Die Studienergebnisse lassen vermuten, dass Letzteres der Fall ist. Nur etwas mehr als ein Drittel der befragten Unternehmen weltweit erklären, bei ihnen habe jeder Mitarbeiter die Möglichkeit, sich an digitalen Initiativen beziehungsweise der Diskussion darüber zu beteiligen. Mit anderen Worten: In zwei Drittel der Organisationen läuft der gesamte digitale Wandel der Strukturen, der Zusammenarbeit, der Technologie an den Mitarbeitern vorbei. Sie erleiden den Change und sind nicht aktiver Teil davon.

Zwei Drittel der Unternehmen geben Mitarbeitern keinen Raum, um sich aktiv an den Veränderungen zu beteiligen. 

Damit ist der Change quasi zum Scheitern verurteilt. Menschen wollen nicht verändert werden, sie wollen Veränderungen aktiv gestalten. Wer von oben herab Change oktroyiert, läuft ins Leere. Denn wenn die Mitarbeiter für sich persönlich keinen Sinn erkennen können, machen sie schlicht nicht mit.

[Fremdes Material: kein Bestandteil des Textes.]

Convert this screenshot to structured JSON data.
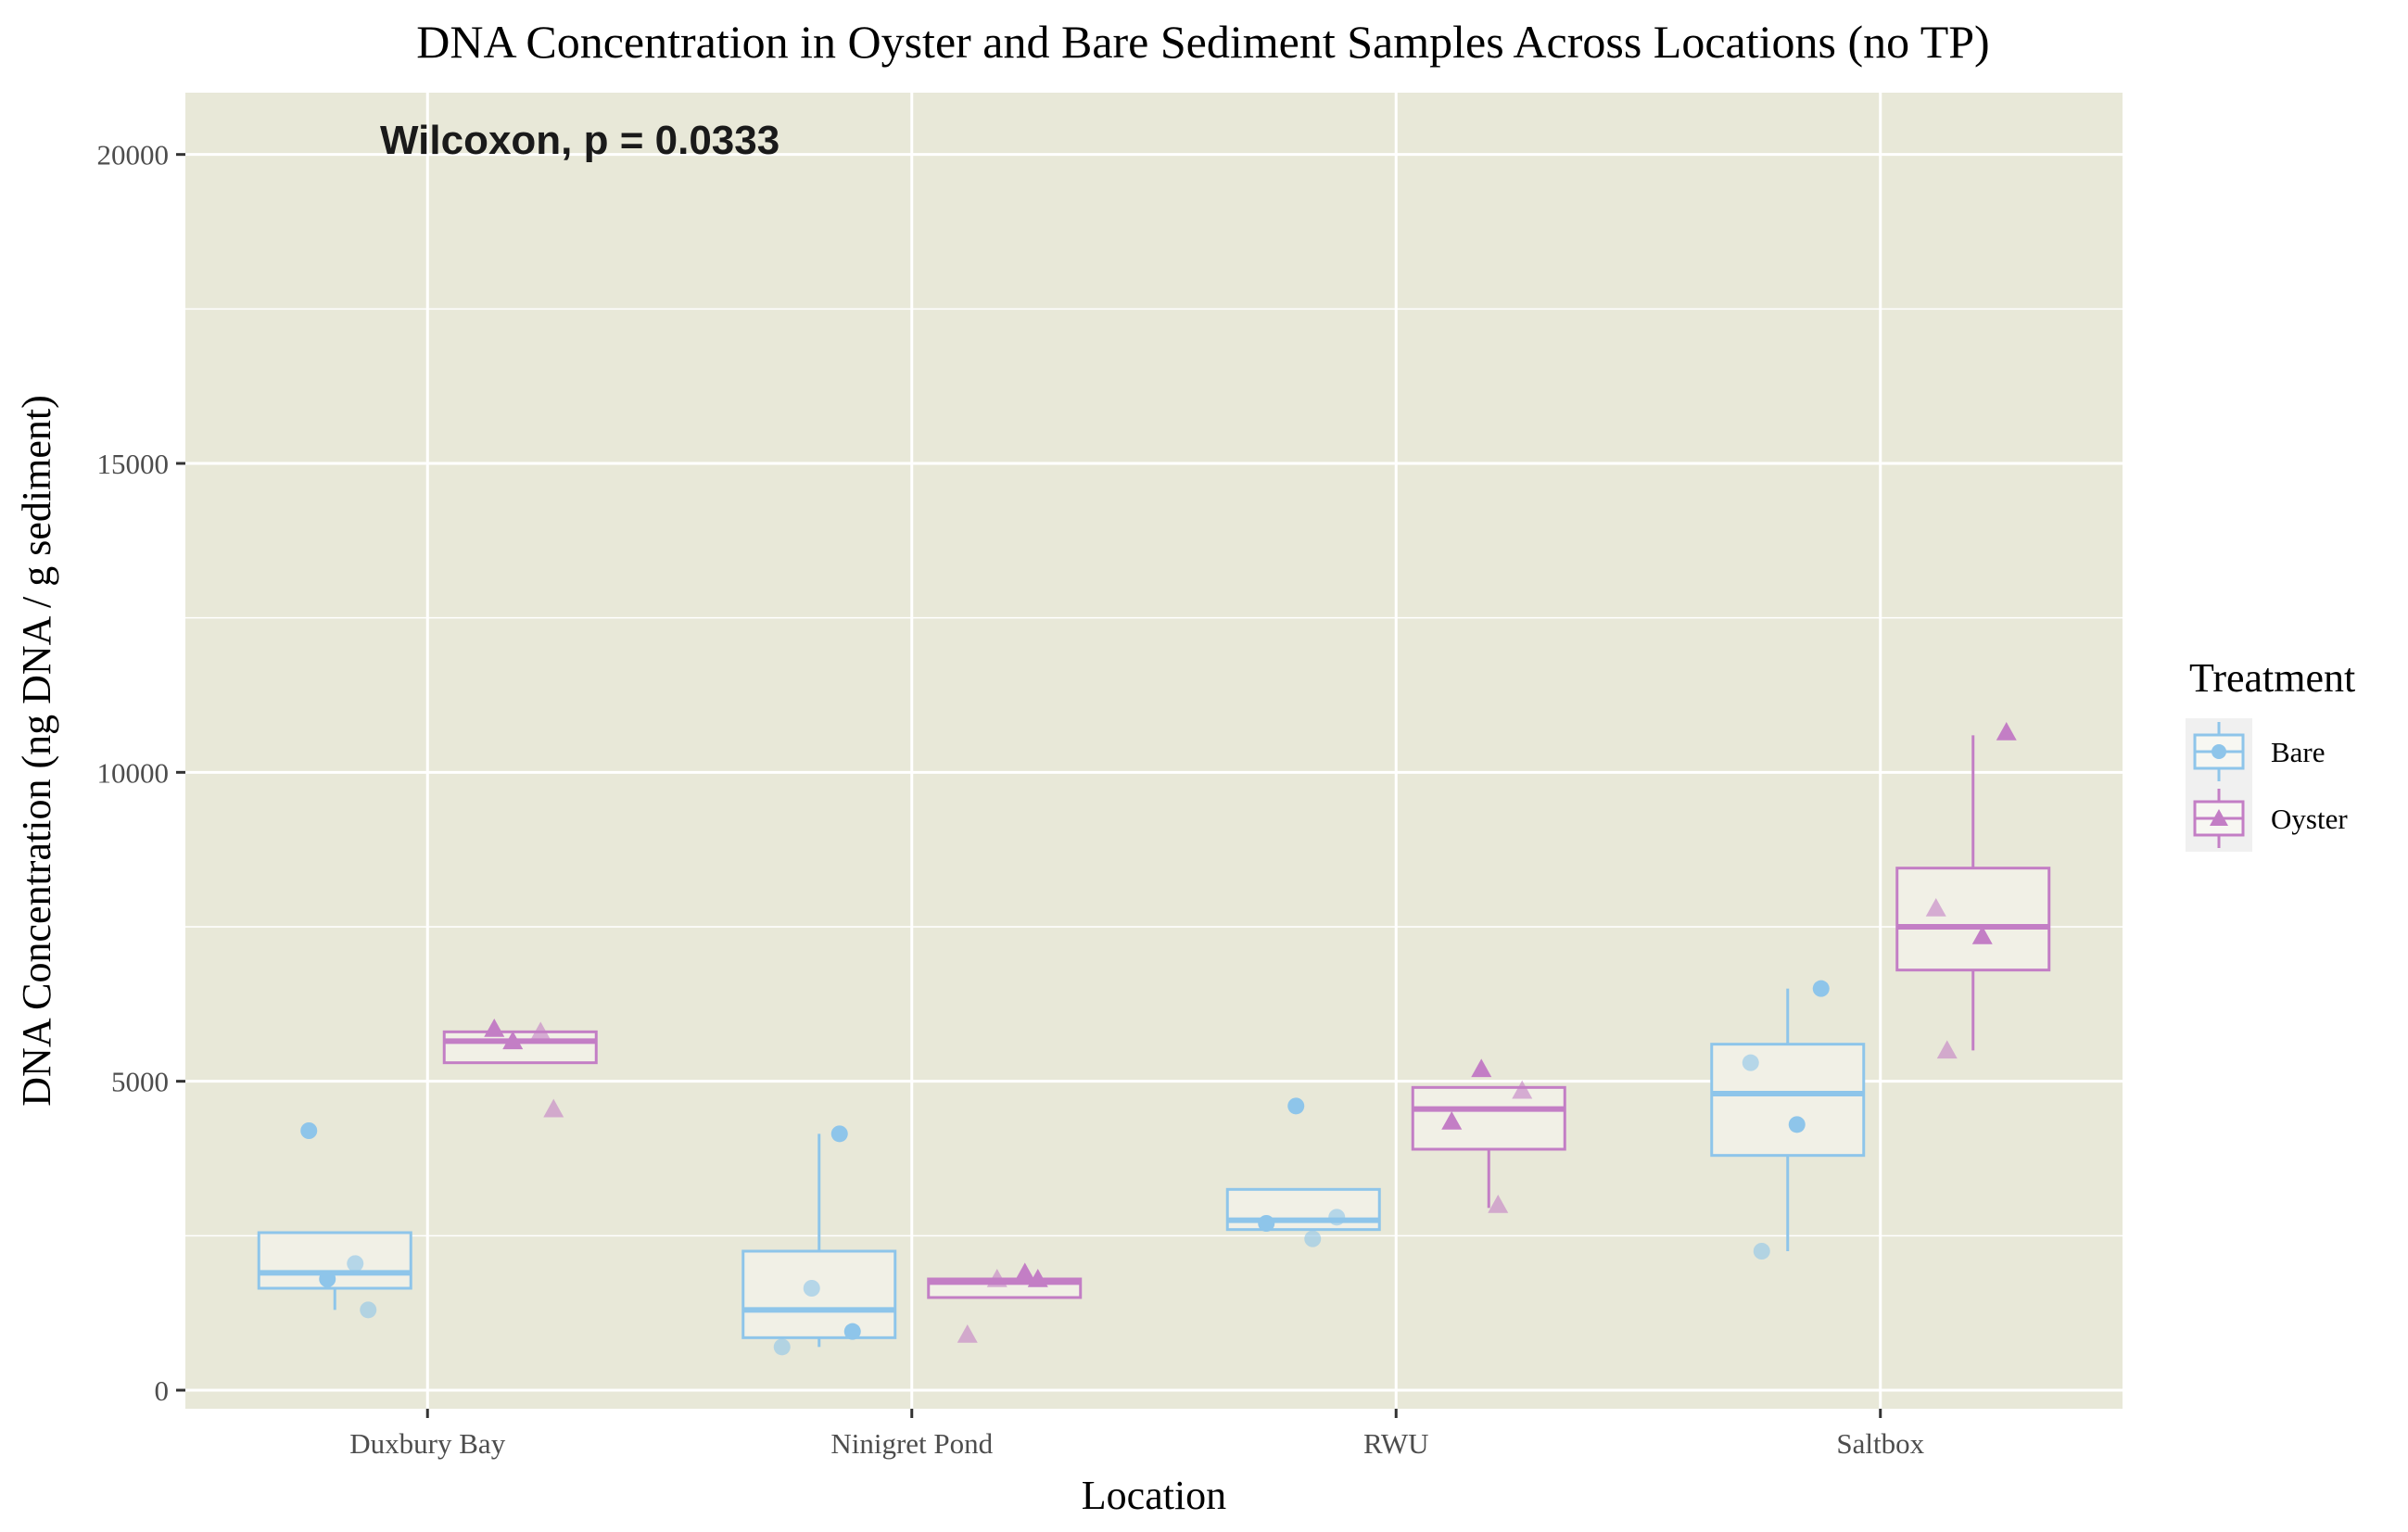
{
  "chart_data": {
    "type": "box",
    "title": "DNA Concentration in Oyster and Bare Sediment Samples Across Locations (no TP)",
    "xlabel": "Location",
    "ylabel": "DNA Concentration (ng DNA / g sediment)",
    "categories": [
      "Duxbury Bay",
      "Ninigret Pond",
      "RWU",
      "Saltbox"
    ],
    "ylim": [
      -300,
      21000
    ],
    "yticks": [
      0,
      5000,
      10000,
      15000,
      20000
    ],
    "grid": true,
    "legend": {
      "title": "Treatment",
      "placement": "right"
    },
    "annotation": {
      "text": "Wilcoxon, p = 0.0333",
      "y": 20000
    },
    "series": [
      {
        "name": "Bare",
        "color": "#8ec5ea",
        "marker": "circle",
        "boxes": [
          {
            "q1": 1650,
            "median": 1900,
            "q3": 2550,
            "whisker_low": 1300,
            "whisker_high": 2550
          },
          {
            "q1": 850,
            "median": 1300,
            "q3": 2250,
            "whisker_low": 700,
            "whisker_high": 4150
          },
          {
            "q1": 2600,
            "median": 2750,
            "q3": 3250,
            "whisker_low": 2600,
            "whisker_high": 3250
          },
          {
            "q1": 3800,
            "median": 4800,
            "q3": 5600,
            "whisker_low": 2250,
            "whisker_high": 6500
          }
        ],
        "points": [
          [
            4200,
            2050,
            1800,
            1300
          ],
          [
            4150,
            1650,
            950,
            700
          ],
          [
            4600,
            2800,
            2700,
            2450
          ],
          [
            6500,
            5300,
            4300,
            2250
          ]
        ]
      },
      {
        "name": "Oyster",
        "color": "#c37ec5",
        "marker": "triangle",
        "boxes": [
          {
            "q1": 5300,
            "median": 5650,
            "q3": 5800,
            "whisker_low": 5300,
            "whisker_high": 5800
          },
          {
            "q1": 1500,
            "median": 1750,
            "q3": 1800,
            "whisker_low": 1500,
            "whisker_high": 1800
          },
          {
            "q1": 3900,
            "median": 4550,
            "q3": 4900,
            "whisker_low": 2950,
            "whisker_high": 4900
          },
          {
            "q1": 6800,
            "median": 7500,
            "q3": 8450,
            "whisker_low": 5500,
            "whisker_high": 10600
          }
        ],
        "points": [
          [
            5850,
            5800,
            5650,
            4550
          ],
          [
            1900,
            1800,
            1800,
            900
          ],
          [
            5200,
            4850,
            4350,
            3000
          ],
          [
            10650,
            7800,
            7350,
            5500
          ]
        ]
      }
    ]
  }
}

Lernende Unternehmen sind allenfalls Utopie

Vor allem dann nicht, wenn das Unternehmen sie nicht dabei unterstützt, mit den Veränderungen und deren Folgen erfolgreich umzugehen. Umso bedenklicher, dass nicht einmal die Hälfte der Unternehmen in der Studie über dedizierte Upskilling-Programme verfügt. Und noch bedenklicher, dass weniger als 40 Prozent bei Neubesetzungen vor allem auf die digitalen Fähigkeiten und das digitale Mindset der neuen Mitarbeiter achtet.

Ganz offensichtlich gilt in vielen Organisationen die Devise: Laptop und Smartphone für alle reicht für die Digitale Transformation. Dass Digitalisierung bedeutet, Geschäftsmodelle völlig neu zu denken, Prozesse neu zu denken und vor allem tradierte Strukturen in Frage zu stellen, sehen viele nicht. Es geht darum, schnell, flexibel und im besten Sinn agil auf die sich schnell ändernden Marktbedingungen zu reagieren. Schade deshalb, dass gerade einmal 35 Prozent der Studienteilnehmer erklären, sie arbeiteten aktiv daran, neue Ideen und Experimente auf allen Hierarchieebenen zu fördern. Genauso wenige sagen, dass sie ihre Mitarbeiter zu schnellen und unabhängigen Entscheidungen ermutigen.

Bei vielen bleibt es bei Top-down-Management. Selbstorganisation, Selbststeuerung und Intrapreneurship sind wesentlich weniger verbreitet, als oft angenommen. Es bleibt viel zu tun.